Aligning itself with feminist principles of inclusion, collaboration, and collaborative knowledge-making, the DALN can, in part, counteract this danger by providing a space within which students, educators, and citizens develop their understanding of what it means to be functionally, critically, and rhetorically literate. Ultimately, our literacy histories are personal and political. For educators, these narratives can constitute calls to action, reminders “to do a better job” (Hawisher, et al., 1996) in meeting the needs of those whose access to technology and literate practices have been negatively shaped by factors of class, race, age and gender, or the value placed upon their literate practices at home and in the classroom. Both Gail and I repeatedly acknowledge some of these factors in our lives, the emphasis on readings by our parents, as well our respective generations' access to and comfort with some technologies. What strikes me in “re-reading” these narratives, three years after their completion, is that our joint videos chronicle histories that are non-linear, despite our individual attempts to respond to a set of chronological questions about our literate lives. The traditional relationship between an interviewer and her subject frequently blurs in these two video interviews, and, as a result, two separate stories become one narrative about women working in the same field and women coming to technological literacy at the same historical moment. Our narratives are unintentionally intertwined, a reflection of the feminist community of teacher-scholars that Gail, Cindy, and others have helped to establish. Although such an historical and narrative layering is certainly possible in print--consider the multivocal, hypertextual layout of the Hawisher et al. 1996 history itself--video and other multimodal technologies afford a type of interconnectedness and intertextuality that differs from print. In this way, the narratives we profile in this exhibit foreground technofeminist approaches to literacy as a series of relationships between students and teachers and among women, as well.

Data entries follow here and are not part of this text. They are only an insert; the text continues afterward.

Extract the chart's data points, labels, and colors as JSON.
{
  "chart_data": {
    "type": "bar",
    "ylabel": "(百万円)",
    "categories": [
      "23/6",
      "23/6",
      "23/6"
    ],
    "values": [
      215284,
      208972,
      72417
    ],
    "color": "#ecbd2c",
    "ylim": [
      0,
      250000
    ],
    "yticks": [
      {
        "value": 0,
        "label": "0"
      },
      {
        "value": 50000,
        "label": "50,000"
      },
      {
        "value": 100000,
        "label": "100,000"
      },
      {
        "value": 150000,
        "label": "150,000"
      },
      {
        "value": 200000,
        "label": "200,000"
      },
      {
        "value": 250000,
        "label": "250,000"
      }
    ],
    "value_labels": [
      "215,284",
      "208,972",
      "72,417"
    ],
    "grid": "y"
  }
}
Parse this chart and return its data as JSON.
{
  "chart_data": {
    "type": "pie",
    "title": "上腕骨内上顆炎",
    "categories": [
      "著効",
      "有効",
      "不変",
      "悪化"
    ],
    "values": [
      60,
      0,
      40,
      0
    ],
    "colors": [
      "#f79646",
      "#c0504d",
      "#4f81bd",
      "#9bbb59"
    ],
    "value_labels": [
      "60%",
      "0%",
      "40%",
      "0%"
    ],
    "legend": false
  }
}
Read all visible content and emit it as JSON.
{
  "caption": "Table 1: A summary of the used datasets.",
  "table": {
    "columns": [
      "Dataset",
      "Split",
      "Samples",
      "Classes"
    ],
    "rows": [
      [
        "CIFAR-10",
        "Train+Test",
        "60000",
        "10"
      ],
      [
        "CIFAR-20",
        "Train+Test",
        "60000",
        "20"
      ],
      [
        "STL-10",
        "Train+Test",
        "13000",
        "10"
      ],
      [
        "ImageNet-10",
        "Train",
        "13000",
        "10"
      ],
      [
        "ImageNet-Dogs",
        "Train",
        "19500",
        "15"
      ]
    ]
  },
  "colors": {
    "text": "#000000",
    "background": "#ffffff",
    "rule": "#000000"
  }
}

As Cindy Selfe notes at the end of my narrative about the joint dialogue with Gail, "I like the fact that you did it together." From a feminist (re)positioning, a univocal perspective is not possible or desirable, and that conviction may be one reason that the threads between feminism's multivocality and technology's multimodality are sturdy ones. Indeed, our collective ability to intertwine our stories, and encourage students to become part of our literate lives as feminist teacher-scholars, allows students not only space to theorize these experiences across media genres but also an opportunity to educate us about the increasing relevance of multimodal tools in fostering literacy education as a lifelong process. It is, in part, through these stories and the multimodal tools used to produce and distribute them that our field may be able to more richly chronicle its role in making literacy education as accessible as possible through pedagogical innovation and technofeminist reform across the curriculum, as my colleagues Christine Tulley and Chris Denecker now document.